Prostate cancer (PCa) is the most common non-cutaneous cancer in male subjects and the second leading cause of cancer-related death in developed countries. The necessity of a non-invasive technique for the diagnosis of PCa in early stage has grown through years. Proton magnetic resonance spectroscopy (1H-MRS) and proton magnetic resonance spectroscopy imaging (1H-MRSI) are advanced magnetic resonance techniques that can mark the presence of metabolites such as citrate, choline, creatine and polyamines in a selected voxel, or in an array of voxels (in MRSI) inside prostatic tissue. Abundance or lack of these metabolites can discriminate between pathological and healthy tissue. Although the use of magnetic resonance spectroscopy (MRS) is well established in brain and liver with dedicated software for spectral analysis, quantification of metabolites in prostate can be very difficult to achieve, due to poor signal to noise ratio and strong J-coupling of the citrate.
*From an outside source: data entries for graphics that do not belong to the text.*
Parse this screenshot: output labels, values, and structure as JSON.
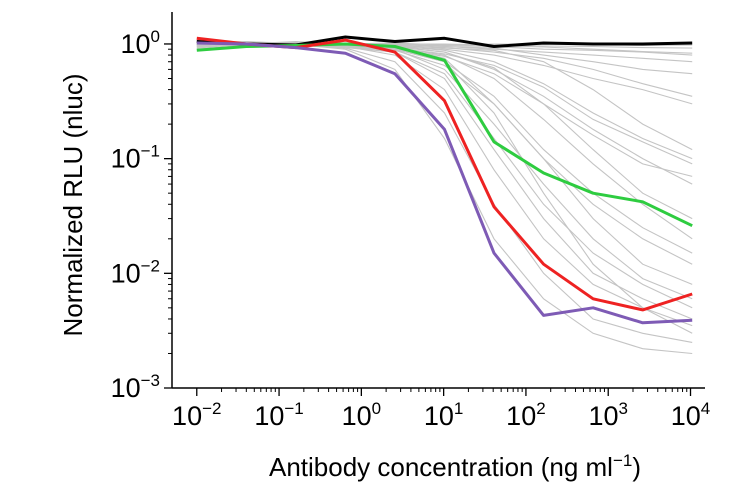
{
  "chart_data": {
    "type": "line",
    "xscale": "log",
    "yscale": "log",
    "xlabel": {
      "text": "Antibody concentration (ng ml",
      "sup": "−1",
      "suffix": ")"
    },
    "ylabel": "Normalized RLU (nluc)",
    "xlim": [
      0.005,
      15000
    ],
    "ylim": [
      0.001,
      1.9
    ],
    "grid": false,
    "x": [
      0.01,
      0.04,
      0.16,
      0.64,
      2.56,
      10.24,
      40.96,
      163.84,
      655.36,
      2621.44,
      10485.76
    ],
    "x_ticks": [
      {
        "base": "10",
        "exp": "−2"
      },
      {
        "base": "10",
        "exp": "−1"
      },
      {
        "base": "10",
        "exp": "0"
      },
      {
        "base": "10",
        "exp": "1"
      },
      {
        "base": "10",
        "exp": "2"
      },
      {
        "base": "10",
        "exp": "3"
      },
      {
        "base": "10",
        "exp": "4"
      }
    ],
    "y_ticks": [
      {
        "base": "10",
        "exp": "0"
      },
      {
        "base": "10",
        "exp": "−1"
      },
      {
        "base": "10",
        "exp": "−2"
      },
      {
        "base": "10",
        "exp": "−3"
      }
    ],
    "highlight_series": [
      {
        "color": "#000000",
        "values": [
          1.05,
          1.0,
          0.98,
          1.15,
          1.05,
          1.12,
          0.95,
          1.02,
          1.0,
          1.0,
          1.02
        ]
      },
      {
        "color": "#2ecc40",
        "values": [
          0.88,
          0.95,
          0.97,
          1.0,
          0.95,
          0.72,
          0.14,
          0.075,
          0.05,
          0.042,
          0.026
        ]
      },
      {
        "color": "#ee2222",
        "values": [
          1.12,
          1.0,
          0.93,
          1.08,
          0.85,
          0.32,
          0.038,
          0.012,
          0.006,
          0.0048,
          0.0066
        ]
      },
      {
        "color": "#7e5bb5",
        "values": [
          1.02,
          1.0,
          0.93,
          0.83,
          0.55,
          0.18,
          0.015,
          0.0043,
          0.005,
          0.0037,
          0.0039
        ]
      }
    ],
    "background_series": [
      [
        1.1,
        1.0,
        1.05,
        1.0,
        1.02,
        0.98,
        1.0,
        0.99,
        1.0,
        0.97,
        0.98
      ],
      [
        0.95,
        1.05,
        1.0,
        0.98,
        1.0,
        0.95,
        0.9,
        0.85,
        0.8,
        0.75,
        0.7
      ],
      [
        1.0,
        0.98,
        1.02,
        1.0,
        0.95,
        0.9,
        0.8,
        0.65,
        0.5,
        0.4,
        0.3
      ],
      [
        1.05,
        1.0,
        0.97,
        0.99,
        0.95,
        0.85,
        0.6,
        0.35,
        0.18,
        0.1,
        0.06
      ],
      [
        1.0,
        1.02,
        1.0,
        0.96,
        0.9,
        0.7,
        0.35,
        0.12,
        0.05,
        0.025,
        0.015
      ],
      [
        0.98,
        1.0,
        1.03,
        0.95,
        0.85,
        0.5,
        0.12,
        0.03,
        0.01,
        0.006,
        0.004
      ],
      [
        1.08,
        0.97,
        1.0,
        0.92,
        0.7,
        0.25,
        0.04,
        0.01,
        0.004,
        0.003,
        0.0025
      ],
      [
        1.0,
        1.0,
        0.98,
        1.0,
        0.98,
        0.97,
        0.95,
        0.9,
        0.88,
        0.85,
        0.8
      ],
      [
        0.92,
        1.0,
        1.0,
        1.02,
        0.97,
        0.93,
        0.85,
        0.75,
        0.6,
        0.45,
        0.35
      ],
      [
        1.03,
        1.05,
        0.98,
        0.97,
        0.92,
        0.8,
        0.5,
        0.22,
        0.09,
        0.04,
        0.02
      ],
      [
        1.0,
        0.96,
        1.0,
        0.98,
        0.9,
        0.6,
        0.2,
        0.06,
        0.02,
        0.009,
        0.006
      ],
      [
        1.1,
        1.02,
        0.99,
        0.9,
        0.6,
        0.15,
        0.02,
        0.006,
        0.003,
        0.0022,
        0.002
      ],
      [
        0.97,
        1.0,
        1.01,
        1.0,
        0.99,
        0.95,
        0.92,
        0.8,
        0.7,
        0.6,
        0.55
      ],
      [
        1.0,
        1.03,
        1.0,
        0.99,
        0.96,
        0.88,
        0.7,
        0.45,
        0.25,
        0.15,
        0.1
      ],
      [
        1.05,
        0.99,
        0.97,
        0.95,
        0.88,
        0.65,
        0.3,
        0.1,
        0.04,
        0.02,
        0.012
      ],
      [
        0.9,
        0.98,
        1.0,
        0.97,
        0.93,
        0.75,
        0.3,
        0.1,
        0.03,
        0.012,
        0.008
      ],
      [
        1.0,
        1.01,
        1.02,
        1.0,
        1.0,
        1.0,
        0.98,
        0.96,
        0.95,
        0.93,
        0.92
      ],
      [
        1.02,
        1.0,
        0.98,
        0.96,
        0.9,
        0.78,
        0.55,
        0.3,
        0.16,
        0.09,
        0.07
      ],
      [
        0.96,
        1.0,
        1.0,
        0.95,
        0.8,
        0.4,
        0.08,
        0.02,
        0.008,
        0.005,
        0.0035
      ],
      [
        1.0,
        0.99,
        1.0,
        1.0,
        0.97,
        0.92,
        0.88,
        0.7,
        0.4,
        0.2,
        0.12
      ],
      [
        1.06,
        1.02,
        1.0,
        0.98,
        0.94,
        0.85,
        0.62,
        0.3,
        0.12,
        0.05,
        0.03
      ],
      [
        0.99,
        1.0,
        0.97,
        0.93,
        0.85,
        0.55,
        0.15,
        0.04,
        0.015,
        0.008,
        0.005
      ],
      [
        1.0,
        1.04,
        1.02,
        1.01,
        1.0,
        0.99,
        0.97,
        0.94,
        0.9,
        0.86,
        0.83
      ],
      [
        1.04,
        1.0,
        0.99,
        0.97,
        0.92,
        0.82,
        0.65,
        0.42,
        0.22,
        0.14,
        0.09
      ],
      [
        0.94,
        0.99,
        1.0,
        0.96,
        0.9,
        0.7,
        0.25,
        0.05,
        0.012,
        0.005,
        0.003
      ]
    ]
  }
}
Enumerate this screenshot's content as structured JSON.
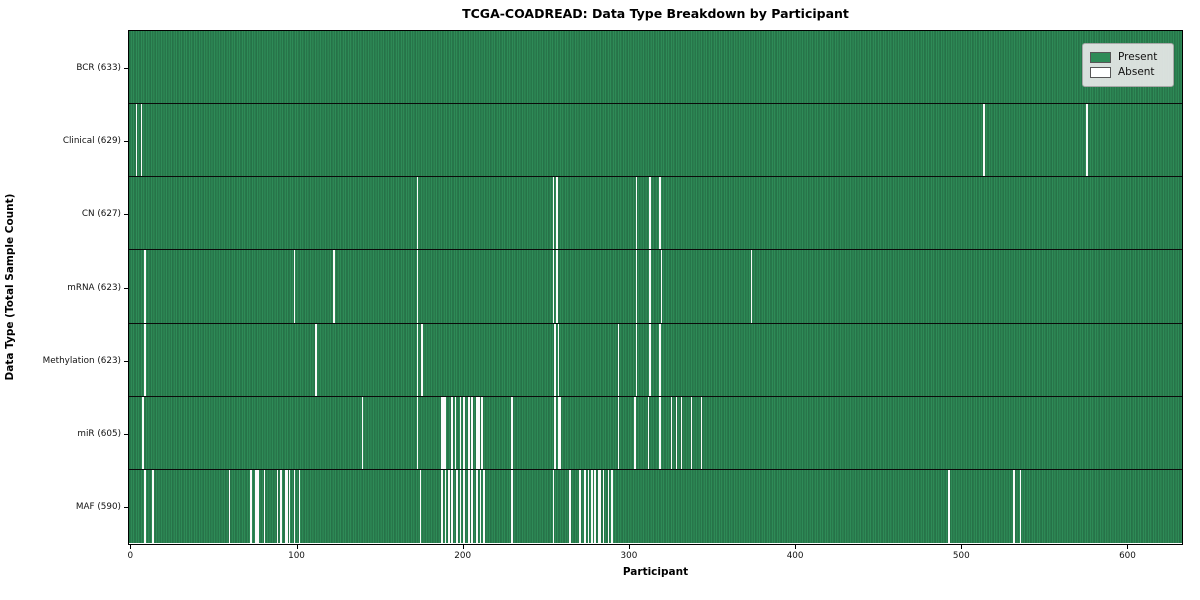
{
  "chart_data": {
    "type": "heatmap",
    "title": "TCGA-COADREAD: Data Type Breakdown by Participant",
    "xlabel": "Participant",
    "ylabel": "Data Type (Total Sample Count)",
    "n_participants": 633,
    "x_ticks": [
      0,
      100,
      200,
      300,
      400,
      500,
      600
    ],
    "grid": false,
    "legend_position": "upper right",
    "colors": {
      "present": "#2e8b57",
      "present_edge": "#1d5737",
      "absent": "#ffffff"
    },
    "legend": [
      {
        "label": "Present",
        "color": "#2e8b57"
      },
      {
        "label": "Absent",
        "color": "#ffffff"
      }
    ],
    "rows": [
      {
        "name": "BCR",
        "count": 633,
        "label": "BCR (633)",
        "absent": []
      },
      {
        "name": "Clinical",
        "count": 629,
        "label": "Clinical (629)",
        "absent": [
          4,
          7,
          514,
          576
        ]
      },
      {
        "name": "CN",
        "count": 627,
        "label": "CN (627)",
        "absent": [
          173,
          255,
          257,
          305,
          313,
          319
        ]
      },
      {
        "name": "mRNA",
        "count": 623,
        "label": "mRNA (623)",
        "absent": [
          9,
          99,
          123,
          173,
          255,
          257,
          305,
          313,
          320,
          374
        ]
      },
      {
        "name": "Methylation",
        "count": 623,
        "label": "Methylation (623)",
        "absent": [
          9,
          112,
          173,
          176,
          256,
          258,
          294,
          305,
          313,
          319
        ]
      },
      {
        "name": "miR",
        "count": 605,
        "label": "miR (605)",
        "absent": [
          8,
          140,
          173,
          188,
          189,
          190,
          194,
          196,
          199,
          201,
          204,
          206,
          209,
          210,
          212,
          230,
          256,
          258,
          259,
          294,
          304,
          312,
          319,
          326,
          329,
          332,
          338,
          344
        ]
      },
      {
        "name": "MAF",
        "count": 590,
        "label": "MAF (590)",
        "absent": [
          9,
          14,
          60,
          73,
          76,
          77,
          81,
          89,
          91,
          94,
          95,
          96,
          99,
          102,
          175,
          188,
          190,
          192,
          194,
          197,
          199,
          201,
          204,
          206,
          209,
          211,
          213,
          230,
          255,
          265,
          271,
          274,
          276,
          278,
          280,
          282,
          283,
          285,
          288,
          290,
          493,
          532,
          536
        ]
      }
    ]
  }
}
The aim of this work is to develop a software prototype for automatic quantification of citrate, choline and creatine in prostate. Its core is an original fitting routine that makes use of a fixed step gradient descent minimization algorithm (FSGD) and MRS simulations developed with the GAMMA libraries in C++. The accurate simulation of the citrate spin systems allows to predict the correct J-modulation under different NMR sequences and under different coupling parameters. The accuracy of the quantifications was tested on measurements performed on a Philips Ingenia 3T scanner using homemade phantoms. Some acquisitions in healthy volunteers have been also carried out to test the software performance in vivo.